Anders dan appellanten betogen, kan onderhavig tracébesluit niet gekwalificeerd worden als een concrete beleidsbeslissing conform de Wet op de Ruimtelijke Ordening. Met het tracébesluit is niet meer beoogd dan het verkrijgen van instemming van de raad met het door burgemeester en wethouders voorgestelde traject voor de betreffende Hoogwaardig Openbaar Vervoer doorstroomas.
Geconcludeerd wordt dat de rechtbank met juistheid heeft geoordeeld dat het tracébesluit geen besluit is in de zin van artikel 1:3, eerste lid, van de Awb, zodat hiertegen geen bezwaar en beroep openstaat. Gelet hierop is het oordeel van de rechtbank dat de raad het bezwaarschrift van appellanten terecht niet-ontvankelijk heeft verklaard, juist.
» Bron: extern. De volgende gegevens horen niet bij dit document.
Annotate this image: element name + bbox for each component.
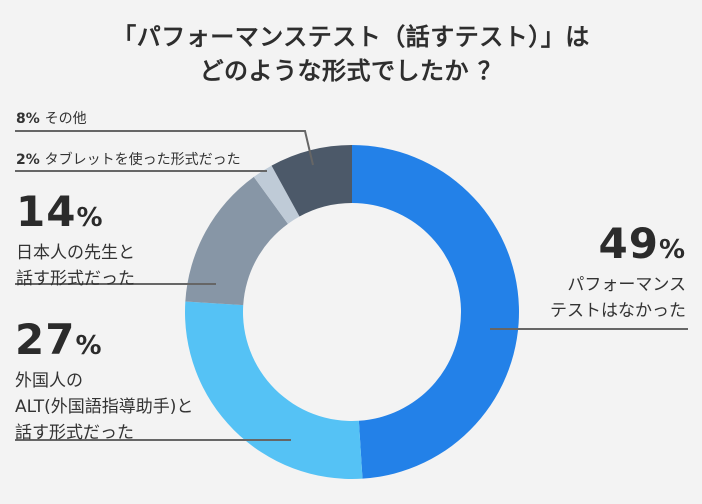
- label-alt-line1: 外国人の: [15, 371, 83, 391]
- label-alt-num: 27: [15, 315, 76, 364]
- slice-japanese: [185, 176, 288, 306]
- slice-other: [271, 145, 352, 217]
- slice-none: [352, 145, 520, 479]
- slice-tablet: [253, 165, 300, 224]
- label-other-text: その他: [44, 111, 87, 127]
- label-none-pct: %: [658, 235, 686, 265]
- slice-alt: [185, 301, 363, 479]
- label-none-line1: パフォーマンス: [567, 275, 686, 295]
- label-none-line2: テストはなかった: [550, 301, 686, 321]
- leader-line-other: [15, 130, 314, 166]
- label-alt: 27% 外国人の ALT(外国語指導助手)と 話す形式だった: [15, 318, 193, 446]
- label-alt-line2: ALT(外国語指導助手)と: [15, 397, 194, 417]
- label-japanese-value: 14%: [16, 190, 135, 240]
- donut-slices: [185, 145, 520, 479]
- label-none: 49% パフォーマンス テストはなかった: [550, 222, 686, 324]
- chart-title-line2: どのような形式でしたか ？: [199, 57, 503, 85]
- label-tablet-text: タブレットを使った形式だった: [44, 152, 241, 168]
- label-none-value: 49%: [550, 222, 686, 272]
- label-alt-pct: %: [75, 331, 103, 361]
- label-japanese-num: 14: [16, 187, 77, 236]
- label-japanese: 14% 日本人の先生と 話す形式だった: [16, 190, 135, 292]
- leader-lines: [15, 130, 688, 441]
- label-japanese-line2: 話す形式だった: [16, 269, 135, 289]
- label-other: 8% その他: [16, 108, 87, 128]
- label-other-pct: 8%: [16, 111, 40, 127]
- label-japanese-line1: 日本人の先生と: [16, 243, 135, 263]
- label-tablet-pct: 2%: [16, 152, 40, 168]
- label-japanese-pct: %: [76, 203, 104, 233]
- chart-title: 「パフォーマンステスト（話すテスト）」は どのような形式でしたか ？: [0, 20, 702, 88]
- label-none-num: 49: [598, 219, 659, 268]
- chart-title-line1: 「パフォーマンステスト（話すテスト）」は: [112, 23, 590, 51]
- label-alt-line3: 話す形式だった: [15, 423, 134, 443]
- label-alt-value: 27%: [15, 318, 193, 368]
- label-tablet: 2% タブレットを使った形式だった: [16, 149, 241, 169]
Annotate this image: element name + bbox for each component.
2.5. Gezien het hiervoor overwogene is er geen plaats voor een inhoudelijk oordeel van de Afdeling omtrent de door appellanten aangevoerde grieven omtrent de bevoegdheid van de raad tot vaststelling van een gewijzigd tracé en de juistheid van de daarbij gemaakte afwegingen.
2.6. Het hoger beroep is ongegrond. De aangevallen uitspraak dient te worden bevestigd.
2.7. Voor een proceskostenveroordeling bestaat geen aanleiding.
3. Beslissing
De Afdeling bestuursrechtspraak van de Raad van State
Recht doende in naam der Koningin:
bevestigt de aangevallen uitspraak.
Aldus vastgesteld door mr. W. van den Brink, Lid van de enkelvoudige kamer, in tegenwoordigheid van mr. S. Zwemstra, ambtenaar van Staat.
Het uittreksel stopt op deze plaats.